El pelinegro terminó de dejar las cajas en la cajuela del auto levantó la cabeza y lo primero que vio fueron tres miradas sobre él; entrecerró los ojos y las ignoró, como siempre. Se acercó a Sakura y le dio un abrazo de despedida, no querían separarse, ambos se sentían bien en los brazos del otro.
Ella hundió su cabeza en el hombro de él, mientras que el pelinegro la abrazaba por la cintura, estuvieron así por largo rato, en silencio, disfrutando de la compañía del otro.
— ¡Ya suéltalo, Sakura!— El grito de Ino los hizo volver a ambos a la realidad de golpe.
— ¡Lo asfixiarás! —Luego del grito de Temari las dos soltaron estruendosas carcajadas, Sakura tenía unas infinitas ganas de golpear a sus amigas, en especial a Ino que era la que empezaba todo el revuelo.
— Sakura—La llamó Sasuke con su tono de voz serio, ella volteó a verlo y él la tomó del brazo y la acercó a su cuerpo, se inclinó y le dio un pequeño beso en la frente.
Las chicas se callaron de inmediato y miraron a la pareja expectantes esperando porque pasara algo más.
—Buena suerte—Se despidió él y entró al edificio, la chica se quedó siguiéndolo con la mirada mientras se tocaba la frente sin creerlo. Un sonoro suspiro se hizo escuchar y Sakura miró a sus amigas con furia mientras las trataba de matar con la mirada.
— ¡Qué suerte! —Gritó Temari haciéndose la mártir— Ya quisiera yo que mi novio hiciera la mitad de lo que seguramente Sasuke-kun te hizo a ti—Ambas rubias soltaron carcajadas burlonas por el doble sentido de las palabras, mientras que Hinata seguía en su especie de transe.

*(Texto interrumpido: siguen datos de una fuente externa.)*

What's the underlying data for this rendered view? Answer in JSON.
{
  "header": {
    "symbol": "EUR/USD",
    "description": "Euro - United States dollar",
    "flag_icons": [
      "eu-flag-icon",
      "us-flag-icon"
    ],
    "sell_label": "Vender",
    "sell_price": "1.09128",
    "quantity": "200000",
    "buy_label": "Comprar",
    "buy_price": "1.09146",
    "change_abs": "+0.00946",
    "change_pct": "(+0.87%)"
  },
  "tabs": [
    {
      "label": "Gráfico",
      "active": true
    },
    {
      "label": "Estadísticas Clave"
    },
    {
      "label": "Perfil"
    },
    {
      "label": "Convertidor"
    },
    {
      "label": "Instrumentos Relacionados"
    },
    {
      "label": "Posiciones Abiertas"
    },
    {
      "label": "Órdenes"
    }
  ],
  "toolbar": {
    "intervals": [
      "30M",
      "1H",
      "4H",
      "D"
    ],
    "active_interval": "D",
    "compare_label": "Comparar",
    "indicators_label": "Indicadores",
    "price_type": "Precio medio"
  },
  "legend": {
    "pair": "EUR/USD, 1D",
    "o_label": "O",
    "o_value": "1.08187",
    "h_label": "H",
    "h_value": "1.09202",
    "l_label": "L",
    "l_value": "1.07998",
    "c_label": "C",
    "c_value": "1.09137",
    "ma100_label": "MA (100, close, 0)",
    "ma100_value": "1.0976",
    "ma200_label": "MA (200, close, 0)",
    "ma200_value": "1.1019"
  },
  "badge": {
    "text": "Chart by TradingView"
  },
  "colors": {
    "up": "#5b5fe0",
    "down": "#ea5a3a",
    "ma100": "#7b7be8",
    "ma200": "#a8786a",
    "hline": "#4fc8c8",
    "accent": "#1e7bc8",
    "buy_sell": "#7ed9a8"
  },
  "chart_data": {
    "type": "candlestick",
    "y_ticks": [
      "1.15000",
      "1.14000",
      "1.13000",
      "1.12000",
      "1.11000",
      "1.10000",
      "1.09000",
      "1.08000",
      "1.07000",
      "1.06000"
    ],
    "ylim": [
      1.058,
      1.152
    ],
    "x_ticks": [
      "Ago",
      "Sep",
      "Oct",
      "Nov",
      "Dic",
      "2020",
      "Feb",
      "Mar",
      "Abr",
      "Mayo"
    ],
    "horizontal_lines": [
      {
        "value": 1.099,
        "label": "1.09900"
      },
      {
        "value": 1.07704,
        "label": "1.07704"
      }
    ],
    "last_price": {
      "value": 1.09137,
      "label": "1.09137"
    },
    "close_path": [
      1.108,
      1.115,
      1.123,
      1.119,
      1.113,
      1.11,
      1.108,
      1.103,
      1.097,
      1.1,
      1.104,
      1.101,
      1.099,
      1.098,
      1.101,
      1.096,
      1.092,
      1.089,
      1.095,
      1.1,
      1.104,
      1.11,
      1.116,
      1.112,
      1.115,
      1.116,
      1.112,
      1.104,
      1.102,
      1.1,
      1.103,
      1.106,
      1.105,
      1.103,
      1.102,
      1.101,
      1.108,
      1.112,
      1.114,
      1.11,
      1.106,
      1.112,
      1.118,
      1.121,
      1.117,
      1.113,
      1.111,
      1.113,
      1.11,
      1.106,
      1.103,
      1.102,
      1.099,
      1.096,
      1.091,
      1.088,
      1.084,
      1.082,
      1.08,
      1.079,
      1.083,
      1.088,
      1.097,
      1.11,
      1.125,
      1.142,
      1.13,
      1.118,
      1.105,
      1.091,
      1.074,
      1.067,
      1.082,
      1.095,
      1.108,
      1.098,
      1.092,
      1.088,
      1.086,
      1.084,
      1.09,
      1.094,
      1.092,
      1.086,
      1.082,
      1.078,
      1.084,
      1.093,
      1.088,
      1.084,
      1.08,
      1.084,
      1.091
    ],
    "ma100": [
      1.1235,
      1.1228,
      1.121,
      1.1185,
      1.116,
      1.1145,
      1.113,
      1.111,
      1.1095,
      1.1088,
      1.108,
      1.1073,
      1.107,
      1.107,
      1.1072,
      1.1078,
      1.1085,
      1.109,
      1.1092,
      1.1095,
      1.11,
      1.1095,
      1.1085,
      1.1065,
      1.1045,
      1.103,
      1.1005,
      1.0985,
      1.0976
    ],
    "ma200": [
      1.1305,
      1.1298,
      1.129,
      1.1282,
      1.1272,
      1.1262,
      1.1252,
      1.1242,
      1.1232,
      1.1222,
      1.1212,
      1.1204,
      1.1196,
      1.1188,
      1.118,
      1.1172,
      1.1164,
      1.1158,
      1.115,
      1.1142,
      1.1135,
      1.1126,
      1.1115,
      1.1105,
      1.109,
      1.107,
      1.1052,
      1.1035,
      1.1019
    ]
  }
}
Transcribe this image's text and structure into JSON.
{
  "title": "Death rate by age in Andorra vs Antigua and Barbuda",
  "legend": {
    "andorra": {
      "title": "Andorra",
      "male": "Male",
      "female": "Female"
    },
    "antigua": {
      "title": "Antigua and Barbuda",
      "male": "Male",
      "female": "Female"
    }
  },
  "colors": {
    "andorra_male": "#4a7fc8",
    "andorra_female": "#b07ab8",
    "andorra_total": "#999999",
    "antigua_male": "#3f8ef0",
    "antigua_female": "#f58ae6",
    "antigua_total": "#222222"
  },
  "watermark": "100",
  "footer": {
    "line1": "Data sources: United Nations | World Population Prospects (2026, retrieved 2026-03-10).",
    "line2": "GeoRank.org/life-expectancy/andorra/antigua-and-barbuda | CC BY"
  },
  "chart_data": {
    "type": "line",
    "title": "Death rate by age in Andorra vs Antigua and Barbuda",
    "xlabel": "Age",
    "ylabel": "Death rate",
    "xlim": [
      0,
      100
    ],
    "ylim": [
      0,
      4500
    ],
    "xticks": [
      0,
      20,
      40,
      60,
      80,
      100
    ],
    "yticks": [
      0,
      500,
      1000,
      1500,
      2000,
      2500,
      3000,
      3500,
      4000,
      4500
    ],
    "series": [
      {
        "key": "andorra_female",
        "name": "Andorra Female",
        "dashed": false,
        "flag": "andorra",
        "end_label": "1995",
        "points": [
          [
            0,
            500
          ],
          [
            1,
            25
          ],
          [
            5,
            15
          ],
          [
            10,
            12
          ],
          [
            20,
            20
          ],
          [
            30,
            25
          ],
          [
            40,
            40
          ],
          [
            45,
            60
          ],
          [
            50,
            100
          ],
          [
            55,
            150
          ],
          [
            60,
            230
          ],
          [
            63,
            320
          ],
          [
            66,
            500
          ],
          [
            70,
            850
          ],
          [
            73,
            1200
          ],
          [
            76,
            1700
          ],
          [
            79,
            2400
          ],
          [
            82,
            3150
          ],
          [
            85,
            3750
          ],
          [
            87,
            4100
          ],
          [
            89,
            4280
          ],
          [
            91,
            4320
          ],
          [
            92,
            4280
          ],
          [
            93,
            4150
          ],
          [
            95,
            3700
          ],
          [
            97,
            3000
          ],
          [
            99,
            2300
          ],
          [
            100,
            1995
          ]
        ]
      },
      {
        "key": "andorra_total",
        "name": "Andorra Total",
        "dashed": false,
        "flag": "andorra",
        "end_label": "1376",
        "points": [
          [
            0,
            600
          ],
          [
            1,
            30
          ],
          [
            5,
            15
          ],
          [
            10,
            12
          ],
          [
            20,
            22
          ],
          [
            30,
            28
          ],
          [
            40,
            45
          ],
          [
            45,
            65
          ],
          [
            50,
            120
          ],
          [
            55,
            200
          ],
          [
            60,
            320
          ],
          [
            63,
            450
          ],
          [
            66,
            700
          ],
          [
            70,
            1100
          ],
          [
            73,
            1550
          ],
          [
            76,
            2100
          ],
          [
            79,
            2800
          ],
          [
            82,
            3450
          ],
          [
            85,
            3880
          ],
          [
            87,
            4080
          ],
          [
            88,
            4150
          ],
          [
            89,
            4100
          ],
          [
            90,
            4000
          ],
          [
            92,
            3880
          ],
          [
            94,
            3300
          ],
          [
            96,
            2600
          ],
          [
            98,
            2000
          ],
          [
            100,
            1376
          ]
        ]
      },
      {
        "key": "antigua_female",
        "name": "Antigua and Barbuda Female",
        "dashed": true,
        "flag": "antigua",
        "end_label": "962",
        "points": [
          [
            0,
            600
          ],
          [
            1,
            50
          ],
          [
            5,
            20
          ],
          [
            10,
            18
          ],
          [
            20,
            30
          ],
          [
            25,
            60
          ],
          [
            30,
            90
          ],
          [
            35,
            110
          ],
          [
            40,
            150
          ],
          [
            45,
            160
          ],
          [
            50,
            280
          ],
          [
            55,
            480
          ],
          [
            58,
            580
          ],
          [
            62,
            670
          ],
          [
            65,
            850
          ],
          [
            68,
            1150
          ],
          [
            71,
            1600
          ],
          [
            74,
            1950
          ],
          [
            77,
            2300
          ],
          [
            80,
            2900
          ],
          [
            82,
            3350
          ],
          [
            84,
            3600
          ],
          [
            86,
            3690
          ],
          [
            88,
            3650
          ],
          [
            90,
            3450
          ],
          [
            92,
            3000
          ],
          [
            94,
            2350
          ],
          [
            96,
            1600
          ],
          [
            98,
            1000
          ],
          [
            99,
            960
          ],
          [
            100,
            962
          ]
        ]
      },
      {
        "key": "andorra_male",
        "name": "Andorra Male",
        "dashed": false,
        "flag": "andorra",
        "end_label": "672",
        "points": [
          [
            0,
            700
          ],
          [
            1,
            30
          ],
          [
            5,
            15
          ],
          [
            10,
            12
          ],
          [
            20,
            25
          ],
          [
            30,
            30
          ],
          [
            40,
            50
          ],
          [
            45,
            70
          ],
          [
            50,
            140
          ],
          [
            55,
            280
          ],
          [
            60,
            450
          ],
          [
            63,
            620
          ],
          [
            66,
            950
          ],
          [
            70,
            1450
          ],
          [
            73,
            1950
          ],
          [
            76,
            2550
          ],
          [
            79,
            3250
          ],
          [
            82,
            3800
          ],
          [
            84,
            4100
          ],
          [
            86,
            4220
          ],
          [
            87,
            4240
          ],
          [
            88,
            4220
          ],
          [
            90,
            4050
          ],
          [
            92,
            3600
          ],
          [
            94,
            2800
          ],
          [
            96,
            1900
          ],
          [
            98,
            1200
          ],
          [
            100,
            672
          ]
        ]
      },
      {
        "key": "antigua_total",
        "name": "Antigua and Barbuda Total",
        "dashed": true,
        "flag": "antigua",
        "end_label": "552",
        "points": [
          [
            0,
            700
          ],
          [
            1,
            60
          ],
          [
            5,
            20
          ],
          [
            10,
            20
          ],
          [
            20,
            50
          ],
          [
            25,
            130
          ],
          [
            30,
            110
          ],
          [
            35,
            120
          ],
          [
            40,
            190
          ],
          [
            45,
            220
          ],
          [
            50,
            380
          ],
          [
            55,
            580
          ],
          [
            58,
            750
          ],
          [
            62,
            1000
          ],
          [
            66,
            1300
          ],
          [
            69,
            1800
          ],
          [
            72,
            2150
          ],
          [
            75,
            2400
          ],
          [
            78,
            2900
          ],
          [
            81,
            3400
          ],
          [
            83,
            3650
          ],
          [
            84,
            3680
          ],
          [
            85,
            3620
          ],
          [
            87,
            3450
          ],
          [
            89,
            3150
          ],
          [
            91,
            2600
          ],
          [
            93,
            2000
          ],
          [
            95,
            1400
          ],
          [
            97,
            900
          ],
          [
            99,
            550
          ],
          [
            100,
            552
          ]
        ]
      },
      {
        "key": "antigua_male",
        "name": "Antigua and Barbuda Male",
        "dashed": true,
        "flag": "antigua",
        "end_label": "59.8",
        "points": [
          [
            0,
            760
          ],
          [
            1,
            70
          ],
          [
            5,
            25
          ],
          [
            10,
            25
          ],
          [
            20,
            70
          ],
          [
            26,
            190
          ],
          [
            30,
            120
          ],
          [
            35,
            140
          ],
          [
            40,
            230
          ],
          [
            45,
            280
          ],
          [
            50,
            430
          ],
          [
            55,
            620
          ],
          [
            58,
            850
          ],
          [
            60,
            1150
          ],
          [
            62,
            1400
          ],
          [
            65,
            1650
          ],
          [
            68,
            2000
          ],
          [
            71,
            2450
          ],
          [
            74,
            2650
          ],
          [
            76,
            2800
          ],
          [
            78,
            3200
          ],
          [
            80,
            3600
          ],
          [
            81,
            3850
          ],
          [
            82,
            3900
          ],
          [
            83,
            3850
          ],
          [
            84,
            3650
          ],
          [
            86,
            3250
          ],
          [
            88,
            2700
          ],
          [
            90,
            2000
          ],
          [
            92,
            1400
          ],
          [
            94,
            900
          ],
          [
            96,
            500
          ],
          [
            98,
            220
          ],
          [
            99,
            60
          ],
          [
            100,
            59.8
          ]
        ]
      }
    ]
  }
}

— ¡Vámonos de una vez! —Gritó la Haruno frustrada por ser el centro de las burlas en la conversación, las chicas subieron al auto y partieron justo a tiempo para ser vistas por una pequeña niña de cabellos rosado que lanzo un gruñido de frustración y se adentró al departamento resignada.
La niña subió al piso en donde se encontraba su departamento y vio a sus padres cruzados de brazos mirándola con burla sabiendo que había fracasado en su inútil intento por detener sus planes.
—Muy tarde, hija—Empezó a hablar Ryuichi—el plan ya está en marcha.
—Resígnate porque ya nada podrá pararlo—Prosiguió hablando la mujer, ambos esposos voltearon adentrándose al departamento. Pero ellos no sabían que Mitsuko entendía que no lo tenía todo perdido, todavía quedaba un pequeño factor que sus padres ignoraban. Que ella era muy terca.
Siguió a sus padres adentrándose al departamento y tomó el teléfono que había en la sala, su madre se lo quitó en un intento por detenerla al creer que trataría de sabotear el plan, pero la niña puso su típica cara de cachorro mojado y haciendo uso de todos sus dotes de actuación empezó a llorar.
— ¡Yo sólo quería llamar a nii-san, pero ustedes me lo están impidiendo! ¡Son malos, malos! — La pareja se miró entre ellos y se resignaron, Hiroshi estaba del lado de ellos, él no iba a hacer nada para arruinar el plan. Sumire le entregó el teléfono a su pequeña hija y ésta dejó de llorar.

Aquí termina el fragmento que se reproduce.